Elise Anderson explores manifestations of sound and silence that have emanated from the Uyghur region since the 2016 installation of Chen Quanguo and the intensification of the crackdown on Uyghurs and other Turkic minority peoples. Academics and other observers have long noted that the Chinese state has embraced and even exoticized minority peoples such as the Uyghurs for their stereotypical talents in song and dance while also abhorring and fearing them for the ways that their distinct music, cultures, languages, and religions serve as indices of difference from mainstream "Chinese" (i.e., Han) culture. This oft-contradictory treatment of Uyghurs and other minority groups makes music a revealing lens for understanding how the Chinese Communist Party (CCP) and the government relate to its citizens. Music and sound are far from frivolous, offering deep and valuable insight into the implementation and manifestation of party-state policy in everyday life. In this paper, I draw from ethnographic data, news reporting, and disseminated song to argue that the CCP is altering some of the most fundamental sonic elements of everyday life as it reengineers Uyghur society. Thus, in listening to what is present and absent in urban, musical, and other soundscapes (or sound environments), we can gain valuable insight into the scope of the Party’s campaign of assimilation and cultural genocide. By listening, we can hear that the Party is creating silence, a vacuum that it is then filling with itself.
Gene A. Bunin
Gene A. Benin's talk will be about; The anatomy of testimony: From rejecting fear and passivity to “rescuing” one’s relatives in Xinjiang.
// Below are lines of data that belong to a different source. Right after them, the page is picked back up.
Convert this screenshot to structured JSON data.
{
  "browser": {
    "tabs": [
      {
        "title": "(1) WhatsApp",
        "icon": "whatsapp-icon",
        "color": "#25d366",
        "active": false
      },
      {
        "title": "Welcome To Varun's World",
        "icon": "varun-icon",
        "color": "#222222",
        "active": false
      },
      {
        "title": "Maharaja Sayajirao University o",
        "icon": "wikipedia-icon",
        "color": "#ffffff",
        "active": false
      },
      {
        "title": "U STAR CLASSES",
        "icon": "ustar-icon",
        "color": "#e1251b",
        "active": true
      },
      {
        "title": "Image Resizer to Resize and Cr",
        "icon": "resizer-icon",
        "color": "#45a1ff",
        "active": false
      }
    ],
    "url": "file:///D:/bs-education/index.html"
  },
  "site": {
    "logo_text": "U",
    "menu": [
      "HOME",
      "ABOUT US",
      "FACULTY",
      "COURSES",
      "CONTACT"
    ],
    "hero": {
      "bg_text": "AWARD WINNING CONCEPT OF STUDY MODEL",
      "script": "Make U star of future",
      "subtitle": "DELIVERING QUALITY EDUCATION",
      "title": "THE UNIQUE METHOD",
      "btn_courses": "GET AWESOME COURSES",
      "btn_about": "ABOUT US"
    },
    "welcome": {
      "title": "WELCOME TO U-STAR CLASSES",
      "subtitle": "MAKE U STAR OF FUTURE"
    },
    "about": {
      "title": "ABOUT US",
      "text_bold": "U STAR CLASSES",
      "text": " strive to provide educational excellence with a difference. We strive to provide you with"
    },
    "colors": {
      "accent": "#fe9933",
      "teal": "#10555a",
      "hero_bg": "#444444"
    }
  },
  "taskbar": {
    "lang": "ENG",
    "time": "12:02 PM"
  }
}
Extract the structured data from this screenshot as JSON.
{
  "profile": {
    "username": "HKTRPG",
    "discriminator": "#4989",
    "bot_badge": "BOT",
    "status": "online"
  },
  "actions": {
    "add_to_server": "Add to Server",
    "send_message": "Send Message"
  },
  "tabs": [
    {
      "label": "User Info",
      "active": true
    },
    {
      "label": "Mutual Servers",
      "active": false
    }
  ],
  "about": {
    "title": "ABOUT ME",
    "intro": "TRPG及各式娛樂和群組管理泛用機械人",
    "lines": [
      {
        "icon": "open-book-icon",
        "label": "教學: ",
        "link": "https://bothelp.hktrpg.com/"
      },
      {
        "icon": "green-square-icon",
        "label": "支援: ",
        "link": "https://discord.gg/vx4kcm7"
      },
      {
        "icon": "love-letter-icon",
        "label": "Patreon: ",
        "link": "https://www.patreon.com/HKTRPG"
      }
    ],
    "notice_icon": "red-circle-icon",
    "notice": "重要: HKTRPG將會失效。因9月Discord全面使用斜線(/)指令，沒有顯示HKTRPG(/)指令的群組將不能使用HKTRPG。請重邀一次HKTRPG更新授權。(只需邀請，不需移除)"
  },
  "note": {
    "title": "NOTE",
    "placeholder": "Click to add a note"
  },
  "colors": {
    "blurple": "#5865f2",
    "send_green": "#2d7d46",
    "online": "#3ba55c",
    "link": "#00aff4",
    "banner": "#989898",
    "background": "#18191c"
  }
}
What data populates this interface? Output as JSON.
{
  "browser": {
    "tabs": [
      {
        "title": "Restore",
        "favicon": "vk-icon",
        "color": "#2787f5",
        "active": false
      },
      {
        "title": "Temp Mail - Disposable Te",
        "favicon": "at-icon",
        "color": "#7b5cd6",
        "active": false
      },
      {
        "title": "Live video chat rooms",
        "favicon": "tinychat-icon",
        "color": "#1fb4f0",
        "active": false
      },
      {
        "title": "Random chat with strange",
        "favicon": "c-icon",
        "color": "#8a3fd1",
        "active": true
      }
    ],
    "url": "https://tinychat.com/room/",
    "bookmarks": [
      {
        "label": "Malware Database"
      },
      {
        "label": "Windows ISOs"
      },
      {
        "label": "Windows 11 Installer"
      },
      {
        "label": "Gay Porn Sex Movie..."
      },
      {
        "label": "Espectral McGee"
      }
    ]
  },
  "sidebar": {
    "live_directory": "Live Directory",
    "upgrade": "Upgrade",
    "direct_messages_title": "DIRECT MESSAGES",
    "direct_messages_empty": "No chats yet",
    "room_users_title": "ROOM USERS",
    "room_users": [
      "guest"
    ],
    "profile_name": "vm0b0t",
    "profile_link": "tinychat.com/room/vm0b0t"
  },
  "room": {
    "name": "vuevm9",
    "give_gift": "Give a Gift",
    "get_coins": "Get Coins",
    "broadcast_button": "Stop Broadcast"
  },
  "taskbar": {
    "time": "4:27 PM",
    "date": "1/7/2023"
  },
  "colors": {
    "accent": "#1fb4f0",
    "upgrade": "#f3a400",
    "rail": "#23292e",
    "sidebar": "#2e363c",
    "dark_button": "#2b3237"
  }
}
With the rise of China’s influence on the global stage, its mechanisms of control and repression have also taken an international character, allowing it to use hostage tactics to frighten and paralyze even those abroad. This has been particularly salient in the context of the recent Xinjiang repressions, forcing hundreds of thousands to remain silent despite having friends or relatives who’ve been incarcerated. In this talk, I share my experiences from over a year in Kazakhstan, where local activists have rejected this status quo, systematically pushing people to speak up and forcing the Chinese authorities to make concessions – not only to their relatives but to the world.
Gene A. Bunin is an independent scholar who has spent over a decade researching the Uyghur language in Xinjiang, with about half of that time spent in the region. Since 2018, he has been the curator of the Xinjiang Victims Database (shahit.biz) – the world’s largest searchable platform documenting the victims of the Xinjiang repressions.